I found this conclusion so startling that at first I rejected it. Several others in this thread indicated that they too tended to think that additional identical layers would reduce distortions in the spectrum due to nonuniformity.
I agree. I definitely thought this. I now agree that although the thickness is made more uniform by adding layers, the transmission through that thickness is not decreased, and the measured mu is independent of the number of layers. For a given thickness, a sample of many thin layers not only has a more uniform thickness than a sample with fewer, thicker layers, but also gives less (and so better) transmission.
Take a sample that has a fraction p of pinholes, with the remaining 1-p of the sample being of uniform thickness x. In that case,
I = p I_o + (1-p) I_o exp(-mu x)
mu_eff = ln (I/I_o) = ln [p + (1-p) exp(-mu x)]
Now take two layers of that type, with the pinholes randomly distributed. A fraction p^2 will still be pinhole, a fraction 2p(1-p) will have thickness x, and a fraction (1-p)^2 will have thickness x^2.
So now
I/I_o = p^2 + 2p(1-p) exp(-mu x) + (1-p)^2 exp(-2 mu x)
mu_eff = ln[p^2 + 2p(1-p) exp(-mu x) + (1-p)^2 exp(-2 mu x)] = ln[p+(1-p)exp(-mu x)]^2 = 2ln[p + (1-p) exp(-mu x)]
And that is exactly twice the mu_eff of the single layer--i.e., after normalization it will be identical. Any distortions caused by pinholes will be identical, despite the fraction of sample having pinholes all the way through dropping from p to p^2.

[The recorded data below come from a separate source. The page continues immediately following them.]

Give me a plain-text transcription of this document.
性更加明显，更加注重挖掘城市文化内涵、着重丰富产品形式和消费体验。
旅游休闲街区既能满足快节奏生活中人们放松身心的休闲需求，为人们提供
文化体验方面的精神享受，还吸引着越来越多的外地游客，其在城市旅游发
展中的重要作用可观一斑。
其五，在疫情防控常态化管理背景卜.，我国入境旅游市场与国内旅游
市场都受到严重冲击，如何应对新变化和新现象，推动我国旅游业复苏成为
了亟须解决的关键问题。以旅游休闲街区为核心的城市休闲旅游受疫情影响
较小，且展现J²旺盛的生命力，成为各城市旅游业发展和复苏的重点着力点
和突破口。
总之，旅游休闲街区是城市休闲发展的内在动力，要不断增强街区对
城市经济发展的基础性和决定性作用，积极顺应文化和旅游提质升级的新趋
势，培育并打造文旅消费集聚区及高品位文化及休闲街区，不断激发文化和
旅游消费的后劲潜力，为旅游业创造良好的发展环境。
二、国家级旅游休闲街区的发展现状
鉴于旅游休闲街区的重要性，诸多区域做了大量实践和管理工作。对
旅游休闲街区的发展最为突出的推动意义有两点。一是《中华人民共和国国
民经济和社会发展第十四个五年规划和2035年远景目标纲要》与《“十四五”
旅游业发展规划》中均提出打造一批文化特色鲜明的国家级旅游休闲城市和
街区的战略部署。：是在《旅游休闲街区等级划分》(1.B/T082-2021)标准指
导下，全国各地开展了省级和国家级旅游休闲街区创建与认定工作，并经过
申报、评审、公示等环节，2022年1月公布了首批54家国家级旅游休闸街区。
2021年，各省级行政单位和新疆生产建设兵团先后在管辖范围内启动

OK, I agree. I think I understand what your point is now. I'm pretty sure you wouldn't disagree, but I just want to reiterate that in the important comparison of 2 layers of thickness t and 1 layer of thickness 2t, there is definitely an important difference. By reducing the thickness of each layer, one reduces the mu dependence of the measured mu. I think you would say is that "many thin layers" versus "few thick layers" is "thickness effect", and should be thought of separately from pinhole effects. I guess I never really had clearly separated those. --Matt PS: If I had calculated mu in my earlier simulations, this would have been more obvious. Attached is a revised simulation code, that does calculate i1_measured and the effective mu. Typical results are: ### total thickness ~= 1, 10% pinholes: ### #nlayers | % holes | t_ave | i1_meas | mu_eff |mu_eff/t_ave| # 1 | 10.0 | 0.900 | 0.4311 | 0.8414 | 0.9349 | # 2 | 10.0 | 0.900 | 0.4171 | 0.8744 | 0.9715 | # 4 | 10.0 | 0.900 | 0.4115 | 0.8879 | 0.9865 | # 10 | 10.0 | 0.900 | 0.4085 | 0.8954 | 0.9949 | ### layer thickness ~= 0.1, 10% pinholes: ### #nlayers | % holes | t_ave | i1_meas | mu_eff |mu_eff/t_ave| # 1 | 10.0 | 0.090 | 0.9144 | 0.0895 | 0.9949 | # 2 | 10.0 | 0.180 | 0.8360 | 0.1791 | 0.9949 | # 4 | 10.0 | 0.360 | 0.6990 | 0.3582 | 0.9949 | # 10 | 10.0 | 0.900 | 0.4085 | 0.8954 | 0.9949 | Here, the ideal mu with no pinholes should be 1. Scott's point is reflected here in the fact that adding layers does not improve mu_eff / t_ave, even though it does improve mu_eff. I think the most important point is that one wants thin layers.